Anna'nın vakasıyla ilgilenmeyen Missouri Güney Devlet Üniversitesi'nde biyoloji profesörü yardımcısı olan David Penning, Live Science'a, "Aslında yeterince garip bir şekilde doğum yapıyor," dedi.
Akvaryum personeli Anna'nın partenogenez geçirdiğinden kesinlikle emin olmadan önce, Anna'nın etrafındaki diğer yılanların aslında kadın olduğunu iki kez kontrol etmek zorunda kaldılar. Hayvanlar öyleydi. Ardından, personel yeni yılan bebekleri için DNA testleri yaptı. Yeni yılanlar% 100 Anna idi.

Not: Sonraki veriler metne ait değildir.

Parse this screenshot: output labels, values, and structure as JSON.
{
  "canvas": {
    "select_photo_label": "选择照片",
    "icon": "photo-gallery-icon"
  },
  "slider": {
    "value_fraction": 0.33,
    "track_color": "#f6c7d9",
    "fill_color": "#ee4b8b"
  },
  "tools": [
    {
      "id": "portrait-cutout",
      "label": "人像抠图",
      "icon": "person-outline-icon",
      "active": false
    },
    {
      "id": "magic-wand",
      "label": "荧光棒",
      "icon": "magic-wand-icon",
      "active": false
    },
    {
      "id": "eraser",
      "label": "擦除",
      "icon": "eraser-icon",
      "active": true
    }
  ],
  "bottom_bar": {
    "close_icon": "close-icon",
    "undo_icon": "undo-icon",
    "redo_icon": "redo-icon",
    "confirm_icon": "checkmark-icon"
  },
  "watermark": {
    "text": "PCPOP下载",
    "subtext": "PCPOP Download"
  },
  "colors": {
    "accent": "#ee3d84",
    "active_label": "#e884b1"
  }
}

Cinsel üremede, bir sperm ve yumurta bir araya gelerek genetik bilgilerini zigot adı verilen yepyeni bir hücreye karıştırır. Anna'nın durumunda sperm gerekli değildi. Bunun yerine, tek gereken bir yumurta oldu, dedi Penning. Bir yumurta bir zigot oluşturmak için gereken genetik bilginin sadece yarısını içerdiğinden, etkili bir şekilde kendi kendine döllenmeden önce kendini klonlamak zorunda kalacaktı. Bir fotokopi yaptığınızı ve iki özdeş kopyayı birbirine zımbaladığınızı hayal edin, dedi Penning. Bu partenogenez.

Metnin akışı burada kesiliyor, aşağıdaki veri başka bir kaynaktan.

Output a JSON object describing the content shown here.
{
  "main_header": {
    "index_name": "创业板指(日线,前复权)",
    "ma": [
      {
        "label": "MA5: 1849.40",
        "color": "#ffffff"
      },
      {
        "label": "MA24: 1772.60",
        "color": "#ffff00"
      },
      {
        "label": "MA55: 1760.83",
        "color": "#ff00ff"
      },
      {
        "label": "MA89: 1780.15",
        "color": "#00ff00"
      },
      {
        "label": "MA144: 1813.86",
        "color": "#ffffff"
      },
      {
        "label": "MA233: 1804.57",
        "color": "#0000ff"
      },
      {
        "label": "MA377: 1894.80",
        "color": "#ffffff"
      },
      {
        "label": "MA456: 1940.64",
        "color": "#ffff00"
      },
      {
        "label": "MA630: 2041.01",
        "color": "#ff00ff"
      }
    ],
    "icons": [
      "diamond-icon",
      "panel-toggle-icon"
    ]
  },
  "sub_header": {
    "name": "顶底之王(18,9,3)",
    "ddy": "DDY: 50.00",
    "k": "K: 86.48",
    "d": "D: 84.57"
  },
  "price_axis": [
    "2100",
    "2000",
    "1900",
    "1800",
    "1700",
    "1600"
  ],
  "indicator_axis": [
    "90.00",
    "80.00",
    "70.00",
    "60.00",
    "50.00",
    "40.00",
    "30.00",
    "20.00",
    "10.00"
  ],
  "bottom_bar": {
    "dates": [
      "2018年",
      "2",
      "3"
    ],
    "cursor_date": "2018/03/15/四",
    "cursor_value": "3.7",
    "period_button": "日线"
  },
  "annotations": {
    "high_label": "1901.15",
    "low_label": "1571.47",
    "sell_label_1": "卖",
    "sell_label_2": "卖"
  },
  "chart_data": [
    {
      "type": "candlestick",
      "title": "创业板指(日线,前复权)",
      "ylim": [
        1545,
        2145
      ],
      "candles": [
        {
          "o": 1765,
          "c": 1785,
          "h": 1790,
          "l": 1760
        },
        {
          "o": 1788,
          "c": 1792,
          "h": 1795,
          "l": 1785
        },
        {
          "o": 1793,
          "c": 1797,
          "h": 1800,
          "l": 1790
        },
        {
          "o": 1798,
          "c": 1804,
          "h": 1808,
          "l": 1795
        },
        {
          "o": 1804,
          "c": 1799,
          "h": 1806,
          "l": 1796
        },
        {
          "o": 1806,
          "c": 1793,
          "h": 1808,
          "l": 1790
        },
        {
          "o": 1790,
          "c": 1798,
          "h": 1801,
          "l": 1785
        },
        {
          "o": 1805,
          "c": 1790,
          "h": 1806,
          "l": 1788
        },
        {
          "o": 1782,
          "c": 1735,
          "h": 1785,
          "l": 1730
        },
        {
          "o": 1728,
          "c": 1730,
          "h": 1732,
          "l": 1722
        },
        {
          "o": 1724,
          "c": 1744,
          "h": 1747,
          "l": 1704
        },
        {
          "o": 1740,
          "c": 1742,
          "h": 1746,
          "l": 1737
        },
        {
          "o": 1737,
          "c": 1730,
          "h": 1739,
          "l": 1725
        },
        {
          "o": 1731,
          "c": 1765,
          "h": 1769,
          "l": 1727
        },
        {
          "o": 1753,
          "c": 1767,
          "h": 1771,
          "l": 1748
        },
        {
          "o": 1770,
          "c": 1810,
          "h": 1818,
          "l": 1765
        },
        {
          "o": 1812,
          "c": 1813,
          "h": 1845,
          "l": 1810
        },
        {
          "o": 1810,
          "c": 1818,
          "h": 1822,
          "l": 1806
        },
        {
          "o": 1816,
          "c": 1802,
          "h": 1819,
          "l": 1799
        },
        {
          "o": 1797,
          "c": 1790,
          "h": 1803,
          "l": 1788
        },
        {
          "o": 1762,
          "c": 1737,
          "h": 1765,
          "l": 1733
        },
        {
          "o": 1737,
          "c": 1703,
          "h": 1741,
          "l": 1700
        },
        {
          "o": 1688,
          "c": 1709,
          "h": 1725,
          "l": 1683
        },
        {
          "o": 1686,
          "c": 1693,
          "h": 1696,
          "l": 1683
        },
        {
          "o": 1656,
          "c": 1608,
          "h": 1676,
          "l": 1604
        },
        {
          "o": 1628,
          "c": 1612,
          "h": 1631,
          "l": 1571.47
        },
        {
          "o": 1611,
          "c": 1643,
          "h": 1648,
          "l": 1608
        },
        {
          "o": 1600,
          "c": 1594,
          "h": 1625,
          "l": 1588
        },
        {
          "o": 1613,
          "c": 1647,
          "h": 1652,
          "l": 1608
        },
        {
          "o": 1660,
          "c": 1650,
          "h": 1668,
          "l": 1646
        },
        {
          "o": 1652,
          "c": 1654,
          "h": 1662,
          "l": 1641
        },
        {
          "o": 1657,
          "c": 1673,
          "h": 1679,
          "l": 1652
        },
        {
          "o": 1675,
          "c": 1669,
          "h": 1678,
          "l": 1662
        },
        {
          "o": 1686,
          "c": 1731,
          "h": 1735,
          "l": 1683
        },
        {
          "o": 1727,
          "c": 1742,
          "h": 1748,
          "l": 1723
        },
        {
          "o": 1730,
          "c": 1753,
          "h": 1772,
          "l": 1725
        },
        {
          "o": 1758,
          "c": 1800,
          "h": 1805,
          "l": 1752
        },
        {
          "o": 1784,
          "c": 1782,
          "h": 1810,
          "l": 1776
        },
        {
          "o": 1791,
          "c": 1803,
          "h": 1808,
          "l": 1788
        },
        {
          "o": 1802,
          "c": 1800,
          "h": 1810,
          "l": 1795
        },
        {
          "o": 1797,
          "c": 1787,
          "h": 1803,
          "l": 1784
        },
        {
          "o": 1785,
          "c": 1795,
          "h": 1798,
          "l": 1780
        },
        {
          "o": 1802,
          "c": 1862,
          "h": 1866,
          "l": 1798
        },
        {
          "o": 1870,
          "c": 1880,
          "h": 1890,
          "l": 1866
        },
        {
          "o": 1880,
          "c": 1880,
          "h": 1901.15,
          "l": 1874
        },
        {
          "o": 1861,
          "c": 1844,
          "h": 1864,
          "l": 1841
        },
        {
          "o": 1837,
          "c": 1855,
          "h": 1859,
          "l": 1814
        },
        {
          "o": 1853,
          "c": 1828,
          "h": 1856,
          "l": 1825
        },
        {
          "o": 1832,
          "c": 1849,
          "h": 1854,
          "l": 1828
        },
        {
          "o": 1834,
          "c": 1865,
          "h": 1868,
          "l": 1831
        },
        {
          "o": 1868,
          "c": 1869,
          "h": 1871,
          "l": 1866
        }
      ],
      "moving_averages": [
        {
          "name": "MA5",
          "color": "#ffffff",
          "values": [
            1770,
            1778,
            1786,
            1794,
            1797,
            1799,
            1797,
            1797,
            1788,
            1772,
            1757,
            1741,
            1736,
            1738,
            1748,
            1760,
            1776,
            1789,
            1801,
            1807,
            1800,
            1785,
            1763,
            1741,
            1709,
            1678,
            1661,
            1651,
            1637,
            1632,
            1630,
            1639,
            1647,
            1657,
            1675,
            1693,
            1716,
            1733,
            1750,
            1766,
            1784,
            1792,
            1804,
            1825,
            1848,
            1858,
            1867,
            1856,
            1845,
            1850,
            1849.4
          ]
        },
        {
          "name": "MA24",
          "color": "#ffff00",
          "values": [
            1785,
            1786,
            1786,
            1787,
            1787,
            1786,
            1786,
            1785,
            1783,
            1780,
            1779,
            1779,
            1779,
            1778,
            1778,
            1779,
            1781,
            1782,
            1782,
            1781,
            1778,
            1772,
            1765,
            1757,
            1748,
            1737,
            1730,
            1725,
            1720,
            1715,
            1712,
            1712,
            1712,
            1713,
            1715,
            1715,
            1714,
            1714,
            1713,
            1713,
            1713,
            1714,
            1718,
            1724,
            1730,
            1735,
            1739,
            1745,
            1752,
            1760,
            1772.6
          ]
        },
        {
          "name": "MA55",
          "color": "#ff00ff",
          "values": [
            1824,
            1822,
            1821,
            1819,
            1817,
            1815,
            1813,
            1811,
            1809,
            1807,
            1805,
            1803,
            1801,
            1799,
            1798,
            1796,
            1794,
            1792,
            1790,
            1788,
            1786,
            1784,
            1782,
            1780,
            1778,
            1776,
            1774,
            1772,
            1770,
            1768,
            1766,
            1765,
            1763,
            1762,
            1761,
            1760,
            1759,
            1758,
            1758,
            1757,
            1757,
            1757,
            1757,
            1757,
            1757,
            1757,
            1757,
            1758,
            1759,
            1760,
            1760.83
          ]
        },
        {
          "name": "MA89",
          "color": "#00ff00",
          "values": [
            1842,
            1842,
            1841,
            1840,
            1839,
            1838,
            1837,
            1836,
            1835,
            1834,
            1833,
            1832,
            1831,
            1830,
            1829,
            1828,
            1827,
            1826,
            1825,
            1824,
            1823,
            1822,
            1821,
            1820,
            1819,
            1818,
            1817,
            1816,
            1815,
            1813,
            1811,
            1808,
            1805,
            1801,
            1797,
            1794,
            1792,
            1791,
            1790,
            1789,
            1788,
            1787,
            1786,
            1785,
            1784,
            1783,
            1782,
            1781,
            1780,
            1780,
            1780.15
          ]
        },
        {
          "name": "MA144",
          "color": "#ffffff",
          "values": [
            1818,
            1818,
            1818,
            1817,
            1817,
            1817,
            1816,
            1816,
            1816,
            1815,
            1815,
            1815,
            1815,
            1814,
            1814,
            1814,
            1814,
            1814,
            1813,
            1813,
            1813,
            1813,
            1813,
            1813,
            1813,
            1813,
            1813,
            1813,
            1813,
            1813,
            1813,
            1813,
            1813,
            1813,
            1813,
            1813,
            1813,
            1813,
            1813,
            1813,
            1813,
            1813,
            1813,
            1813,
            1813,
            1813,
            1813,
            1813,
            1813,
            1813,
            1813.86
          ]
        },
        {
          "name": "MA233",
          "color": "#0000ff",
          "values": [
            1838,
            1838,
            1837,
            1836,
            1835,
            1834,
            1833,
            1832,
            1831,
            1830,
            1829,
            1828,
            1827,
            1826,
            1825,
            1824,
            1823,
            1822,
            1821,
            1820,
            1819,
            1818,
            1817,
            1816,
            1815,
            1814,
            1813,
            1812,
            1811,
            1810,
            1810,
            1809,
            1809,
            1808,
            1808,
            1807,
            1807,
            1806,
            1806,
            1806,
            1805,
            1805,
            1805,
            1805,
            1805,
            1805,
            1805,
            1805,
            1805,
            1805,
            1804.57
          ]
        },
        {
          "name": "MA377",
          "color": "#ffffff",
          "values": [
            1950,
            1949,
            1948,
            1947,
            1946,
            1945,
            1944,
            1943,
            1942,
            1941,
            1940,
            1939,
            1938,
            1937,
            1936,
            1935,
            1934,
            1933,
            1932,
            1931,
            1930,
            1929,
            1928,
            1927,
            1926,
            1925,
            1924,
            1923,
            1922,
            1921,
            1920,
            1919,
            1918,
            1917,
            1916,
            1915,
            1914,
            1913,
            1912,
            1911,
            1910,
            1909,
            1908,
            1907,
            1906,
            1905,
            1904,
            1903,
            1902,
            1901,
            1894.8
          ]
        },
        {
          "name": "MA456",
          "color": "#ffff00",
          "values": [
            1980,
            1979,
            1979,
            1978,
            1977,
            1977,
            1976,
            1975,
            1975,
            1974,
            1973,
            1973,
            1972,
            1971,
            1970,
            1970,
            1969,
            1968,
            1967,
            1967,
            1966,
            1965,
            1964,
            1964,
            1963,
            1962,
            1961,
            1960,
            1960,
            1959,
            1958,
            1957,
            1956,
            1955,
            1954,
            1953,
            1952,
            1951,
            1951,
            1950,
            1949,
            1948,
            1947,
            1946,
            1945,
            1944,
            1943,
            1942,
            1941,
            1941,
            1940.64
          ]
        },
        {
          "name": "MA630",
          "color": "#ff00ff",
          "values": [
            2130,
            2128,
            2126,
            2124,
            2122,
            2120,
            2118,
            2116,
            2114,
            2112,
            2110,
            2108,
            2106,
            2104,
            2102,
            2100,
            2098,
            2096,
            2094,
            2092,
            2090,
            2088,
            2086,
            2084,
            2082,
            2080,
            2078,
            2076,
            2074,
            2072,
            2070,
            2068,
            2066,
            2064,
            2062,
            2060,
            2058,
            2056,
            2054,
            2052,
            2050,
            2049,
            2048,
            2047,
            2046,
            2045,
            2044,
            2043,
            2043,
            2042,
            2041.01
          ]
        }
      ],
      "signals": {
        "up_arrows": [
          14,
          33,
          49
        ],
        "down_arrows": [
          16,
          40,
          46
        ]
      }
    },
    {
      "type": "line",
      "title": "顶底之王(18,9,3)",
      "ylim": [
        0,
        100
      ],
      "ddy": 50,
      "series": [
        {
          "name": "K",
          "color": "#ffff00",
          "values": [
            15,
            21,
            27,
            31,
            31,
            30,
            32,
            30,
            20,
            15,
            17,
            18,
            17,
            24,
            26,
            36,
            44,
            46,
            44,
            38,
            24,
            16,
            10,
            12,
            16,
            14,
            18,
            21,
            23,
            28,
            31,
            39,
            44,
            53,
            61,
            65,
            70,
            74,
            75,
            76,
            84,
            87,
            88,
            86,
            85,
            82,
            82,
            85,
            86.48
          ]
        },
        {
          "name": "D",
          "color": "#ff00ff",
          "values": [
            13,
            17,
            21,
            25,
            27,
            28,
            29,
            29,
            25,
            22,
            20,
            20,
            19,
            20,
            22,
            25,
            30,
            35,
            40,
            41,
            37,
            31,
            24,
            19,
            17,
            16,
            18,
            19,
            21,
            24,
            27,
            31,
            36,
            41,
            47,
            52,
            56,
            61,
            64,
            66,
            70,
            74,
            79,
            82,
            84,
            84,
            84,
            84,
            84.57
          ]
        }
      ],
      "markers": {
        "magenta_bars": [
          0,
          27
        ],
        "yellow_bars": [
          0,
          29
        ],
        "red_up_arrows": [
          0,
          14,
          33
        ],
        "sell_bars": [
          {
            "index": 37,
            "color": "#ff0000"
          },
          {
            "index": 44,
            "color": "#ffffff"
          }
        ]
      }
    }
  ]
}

Bu fenomen nadiren yılanlarda veya diğer sürüngenlerde belgelenmiştir. (2014 yılında bir İngiltere hayvanat bahçesinde anakonda partenogenezinin sadece bir başka örneği belgelenmiştir.) Ancak vahşi doğada bilim adamlarının varsaydıklarından daha yaygın olabilir. Belgelenmiş vakaların çoğu, Anna gibi bir canlının tüm hayatı boyunca erkeklerden izole edildiğinde, aniden ve beklenmedik bir şekilde bebek ürettiğinde esaret altında ortaya çıkar. Ancak vahşi doğada, bir yılanın cinsel üreme veya partenogenez yoluyla çoğaltılıp çoğalmadığını belirlemek zor, dedi Penning.
“Bunun yaygınlığı üzerinde gerçekten bir başa çıkacağımızı sanmıyorum” dedi.
Anna'nın 18 yeni anakondasından sadece ikisi hayatta kaldı. Bebeklerin onbeşi ölü doğdu ve biri birkaç gün sonra öldü. Penning, yüksek ölüm oranlarının partenogenez ile doğan bebeklerde yaygın olduğunu belirtti. Dahası, bu üreme stratejisi, çok sayıda zararlı genetik mutasyon da dahil olmak üzere, doğuştan gelen popülasyonlarda görülen sorunların çoğunu oluşturur.
Vahşi popülasyonlarda partenogenez, yeni bir hastalık veya doğal afet gibi çevresel bir stresin ortaya çıkmasıyla da sorun yaratabilir. Çünkü hepsi aynı genetik özelliklere sahip olduğunda tüm popülasyonu silmek kolaydır.
Partenogenezin dezavantajlarına rağmen, türlerin cinsel ve eşeysiz üreme arasında geçiş yapma seçeneği olduğunda bir kazan-kazan durumu. Penning, nüfus seviyeleri vahşi doğada azaldığında, "kendinizin daha fazla kopyasına sahip olmak bir fikir o kadar da kötü değil" dedi.
Anna'nın şu anda 5 aylık ve 2 feet (0,6 m) uzunluğundaki bebekleri henüz halka tanıtılmaya hazır değil. Akvaryum personeli, perde arkasına bakmakta, yılanları insan temasına alışmak için günlük olarak idare etmektedir.